In support of this contention, wife argues that her high legal costs are due in part to dilatory and obdurate conduct of husband’s counsel. Although she attributes high legal fees to husband’s discovery delays, the court properly attributed the legal fees to the complex nature of the case.
The wife also argues that under the equitable distribution award, husband retains substantial separate property. However, counsel fees are not “to be awarded to either spouse automatically____ Actual need must be shown in order to justify an award ... so that both parties are placed ‘on a par’ in defending their rights.” Dech, 342 Pa.Super. at 23, 492 A.2d at 44; citing Hoover v. Hoover, 288 Pa.Super. 159, 161-62, 431 A.2d 337, 338 (1981). The trial court properly concluded that wife had not established actual need for payment of her counsel fees. We find no abuse of discretion in the trial court’s denial of counsel fees. See Ganong v. Ganong, 355 Pa.Super. 483, 492, 513 A.2d 1024, 1029 (1986). Vajda v. Vajda, 337 Pa.Super. 573, 487 A.2d 409 (1985).
Nor do we believe that the trial court abused its discretion in denying alimony. Manbeck v. Manbeck, 339 Pa.Super. 493, 489 A.2d 748 (1985). At the time of hearings before the master, wife was fifty and husband was sixty-four. The trial court found both parties capable of continuing employment. Also as a result of the equitable distribution award, the court found wife would receive in excess of $30,000 annual income. See Pa.Stat.Ann. tit. 23, § 501(b) (Purdon, Supp.1986).
We agree with the trial court that the wife can provide for her current needs. The trial court divided the marital property in such a way as to enable the parties to maintain *117the standard of living they had enjoyed during the marriage.
Accordingly, we affirm.
WIEAND, J., files concurring opinion.. There are actually two appellants involved in this appeal: the individual Spero G. Diamond and the corporation S.G. Diamond, Inc. For the purposes of this appeal they are essentially one entity. Although dealings in the marital property were under the umbrella of the corporation, it is clear that the assets were marital assets. As the lower court observed, husband and the corporation were as inseparable as Ahab and the white whale at the conclusion of Moby Dick.
. This appeal is governed by the Divorce Code (“Code”), Act of April 2, 1980, P.L. 63, Pa.Stat.Ann. tit. 23, §§ 101-801 (Purdon, Supp.1986).
. The master valued the marital estate at $556,629 and recommended that it be divided equally between the parties.

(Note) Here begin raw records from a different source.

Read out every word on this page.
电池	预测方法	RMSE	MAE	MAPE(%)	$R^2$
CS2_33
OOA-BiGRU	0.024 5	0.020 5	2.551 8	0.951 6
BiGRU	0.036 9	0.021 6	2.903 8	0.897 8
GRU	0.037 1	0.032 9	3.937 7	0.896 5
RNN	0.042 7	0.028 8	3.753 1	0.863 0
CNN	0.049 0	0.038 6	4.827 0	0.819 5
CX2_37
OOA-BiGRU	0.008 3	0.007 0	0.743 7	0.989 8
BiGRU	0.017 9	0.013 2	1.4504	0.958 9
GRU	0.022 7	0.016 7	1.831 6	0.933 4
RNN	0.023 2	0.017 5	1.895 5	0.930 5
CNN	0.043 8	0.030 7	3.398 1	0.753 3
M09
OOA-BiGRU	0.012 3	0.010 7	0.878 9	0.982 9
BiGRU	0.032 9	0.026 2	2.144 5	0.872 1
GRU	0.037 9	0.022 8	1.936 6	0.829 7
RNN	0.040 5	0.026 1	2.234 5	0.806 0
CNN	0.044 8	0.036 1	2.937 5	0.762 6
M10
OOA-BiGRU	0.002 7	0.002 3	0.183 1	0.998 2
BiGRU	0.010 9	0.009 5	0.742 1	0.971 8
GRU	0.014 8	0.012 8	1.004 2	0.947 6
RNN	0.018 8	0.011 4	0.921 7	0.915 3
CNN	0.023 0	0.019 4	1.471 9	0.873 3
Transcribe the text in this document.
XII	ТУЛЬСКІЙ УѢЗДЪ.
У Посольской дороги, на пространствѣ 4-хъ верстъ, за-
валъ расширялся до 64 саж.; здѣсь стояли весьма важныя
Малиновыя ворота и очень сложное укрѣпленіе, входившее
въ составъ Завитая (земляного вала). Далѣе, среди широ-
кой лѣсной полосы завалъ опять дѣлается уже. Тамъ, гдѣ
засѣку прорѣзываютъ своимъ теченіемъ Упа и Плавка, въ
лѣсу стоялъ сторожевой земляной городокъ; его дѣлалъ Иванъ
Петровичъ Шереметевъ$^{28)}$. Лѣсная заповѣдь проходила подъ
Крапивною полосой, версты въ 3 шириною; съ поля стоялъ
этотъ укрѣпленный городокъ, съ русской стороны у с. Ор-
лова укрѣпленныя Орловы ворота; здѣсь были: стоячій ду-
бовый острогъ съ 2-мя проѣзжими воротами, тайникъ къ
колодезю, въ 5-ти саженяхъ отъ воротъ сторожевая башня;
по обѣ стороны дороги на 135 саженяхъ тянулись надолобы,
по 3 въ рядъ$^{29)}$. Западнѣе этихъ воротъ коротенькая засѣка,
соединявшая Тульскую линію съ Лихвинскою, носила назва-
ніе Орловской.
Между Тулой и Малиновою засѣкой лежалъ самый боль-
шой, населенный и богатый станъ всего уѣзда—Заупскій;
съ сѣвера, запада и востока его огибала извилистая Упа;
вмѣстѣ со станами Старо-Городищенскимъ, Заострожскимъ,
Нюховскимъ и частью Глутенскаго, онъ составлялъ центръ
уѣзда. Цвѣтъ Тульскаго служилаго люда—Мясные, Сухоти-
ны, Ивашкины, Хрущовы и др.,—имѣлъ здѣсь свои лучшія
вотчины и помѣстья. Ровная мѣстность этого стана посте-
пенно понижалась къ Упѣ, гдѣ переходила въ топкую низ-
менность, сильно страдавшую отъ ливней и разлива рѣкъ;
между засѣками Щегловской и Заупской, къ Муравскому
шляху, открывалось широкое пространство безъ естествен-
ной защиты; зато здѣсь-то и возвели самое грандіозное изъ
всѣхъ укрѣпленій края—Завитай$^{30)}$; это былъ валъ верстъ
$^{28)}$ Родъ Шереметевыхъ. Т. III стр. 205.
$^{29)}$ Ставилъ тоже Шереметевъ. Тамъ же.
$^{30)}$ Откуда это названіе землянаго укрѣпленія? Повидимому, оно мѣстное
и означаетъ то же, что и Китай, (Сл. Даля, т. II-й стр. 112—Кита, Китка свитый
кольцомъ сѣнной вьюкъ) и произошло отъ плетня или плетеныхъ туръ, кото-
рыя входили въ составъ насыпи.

. The Master referred to this property as “Tract 2” which included the lots that are the subject of wife’s claim: Nos. 45-48, 61, 73, 51, 53 and 88. (Record at 12a, 30a).
. Husband claims that lots 50, 53 and 88 in Sherwood Forest were incorrectly characterized as marital property, and that the entire value of these lots should have been excluded from equitable distribution under Section 401(e)(5) because they were sold prior to the commencement of the divorce action in 1981. He failed however to raise this issue in his exceptions to the Master’s Report, and as a result it is waived. Dech v. Dech, 342 Pa.Super. 17, 24 n. 10, 492 A.2d 41, 44 n. 10 (1985); Rosen v. Rosen, 328 Pa.Super. 93, 476 A.2d 470 (1984).
. Husband contends that corporation liabilities incurred post-separation are joint liabilities reducing the value of marital property subject to equitable distribution. He maintains that the increase since separation in a blanket mortgage and the corporation’s accounts payable relate to marital properties. The record, however, demonstrates that the increase in these liabilities resulted from post-separation acquisitions and improvements already discussed which the trial court deemed to be non-marital assets. (Record at 525a, 420-425a, 503-504a, 442a, 468a, 505a-507a). Because these were post-separation liabilities, they were correctly excluded them from the value of the marital estate. Cf. Duff v. Duff, 510 Pa. 251, 253, 507 A.2d 371, 373 (1986) (joint tax liability imposed after separation but arising prior to separation should be charged against marital estate).